Ontem de tarde iniciei um retrato a pastel de um camarada o
qual vou dar-lhe hoje os últimos retoques. Assim, sendo esta a minha vida a
vida da minha alma, pode ser que, no meio dos traços e rabiscos, esqueça o dia
de hoje um pouco triste e pense que para o ano já cá não estarei, graças a
Deus.
Para o ano, neste dia de aniversário, não sei como vou
estar. Provavelmente estarei às voltas com o emprego. Espero bem já estar a
trabalhar. Dê por onde der, tenho de me ‘esfarrapar’,
tenho de fazer esse esforço. Não posso esmorecer. Tenho de manter a esperança,
como diz o velho ditado; «quem procura
sempre alcança». Uma coisa será certa; se Deus quiser já
estarei no meu meio ambiente e só isso já chega para me animar.

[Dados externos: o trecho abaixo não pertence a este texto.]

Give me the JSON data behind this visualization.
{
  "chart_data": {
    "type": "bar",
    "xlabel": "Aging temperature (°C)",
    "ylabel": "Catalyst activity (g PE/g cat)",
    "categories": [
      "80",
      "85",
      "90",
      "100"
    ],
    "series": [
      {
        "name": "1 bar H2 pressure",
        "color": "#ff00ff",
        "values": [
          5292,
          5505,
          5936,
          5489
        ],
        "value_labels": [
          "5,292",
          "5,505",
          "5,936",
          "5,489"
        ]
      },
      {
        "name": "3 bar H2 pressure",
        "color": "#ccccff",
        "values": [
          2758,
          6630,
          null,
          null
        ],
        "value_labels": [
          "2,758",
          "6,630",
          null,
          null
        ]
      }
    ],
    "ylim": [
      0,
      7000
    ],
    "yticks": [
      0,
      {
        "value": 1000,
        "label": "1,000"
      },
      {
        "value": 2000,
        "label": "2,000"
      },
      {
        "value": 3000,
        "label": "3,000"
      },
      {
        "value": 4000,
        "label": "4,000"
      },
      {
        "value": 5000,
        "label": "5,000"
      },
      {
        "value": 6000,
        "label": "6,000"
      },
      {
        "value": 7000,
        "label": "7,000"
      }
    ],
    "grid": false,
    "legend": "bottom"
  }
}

Já se fala no embarque. Provavelmente, lá para o fim de
Outubro ou princípio de Novembro. Só em pensar que faltam apenas dois meses e
pouco mais, já muito me consola e alegra o espírito.
Quando nos cruzamos o tema das conversas é de que já falta
pouco e qual será o barco que nos vai levar de regresso. Alguns avançam que
iremos de avião, por sermos poucos.
Em princípio, regressaremos todos os que vieram neste grupo
de rendição individual.
Lembro-me, passados poucos dias daqui ter chegado, de me
terem dito que a minha Companhia de destino tinha regressado do ‘mato’ e se encontrava na cidade em
vésperas de embarcar para a metrópole, por ter terminado a comissão de serviço.
Parece que o tempo não passou. Parece que foi ontem. Parece que foi há muito
tempo. Já lá vão perto de dois anos. É muito tempo. Mesmo muito tempo, para uma
vida que dura tão pouco.
Já que, no segundo parágrafo deste capítulo, mencionei o
nome da Cruz Vermelha, devo aqui mencionar também que, e a exemplo do MNF, as mulheres desta instituição
desempenham um trabalho importante no apoio moral e material às tropas
combatentes, principalmente aos mutilados da guerra.
Pelo que contam alguns camaradas tem a secção de Bissau, como
sua dirigente, uma bondade de senhora que é a esposa do senhor general António
de Spínola, governador e comandante-chefe desta Província). Senhora que muitos
soldados acarinham de Mãe.
Alguns camaradas em aflição, deslocam-se à secção da Cruz
Vermelha e abeiram-se dela para lhes valer, implorando-lhe que interceda junto
das chefias, e em alguns casos do general, para obterem uma licença de regresso
à Metrópole, nos TAM, a fim de se juntarem à família que se reveza junto ao
leito do Pai ou da Mãe a esvair-se da vida às portas da morte.
Esta senhora trata os soldados como se fossem seus filhos;
afaga-lhes, com a sua mão, o rosto e os cabelos com ternura, transmitindo-lhes
palavras de conforto e coragem. Estes, lembram-se dos afetos da sua Mãe, deixam
pender a cabeça no seu ombro, aquecem, por instantes, o coração e a alma e
choram comovidos pelo carinho e saudades, beijando-lhe as mãos.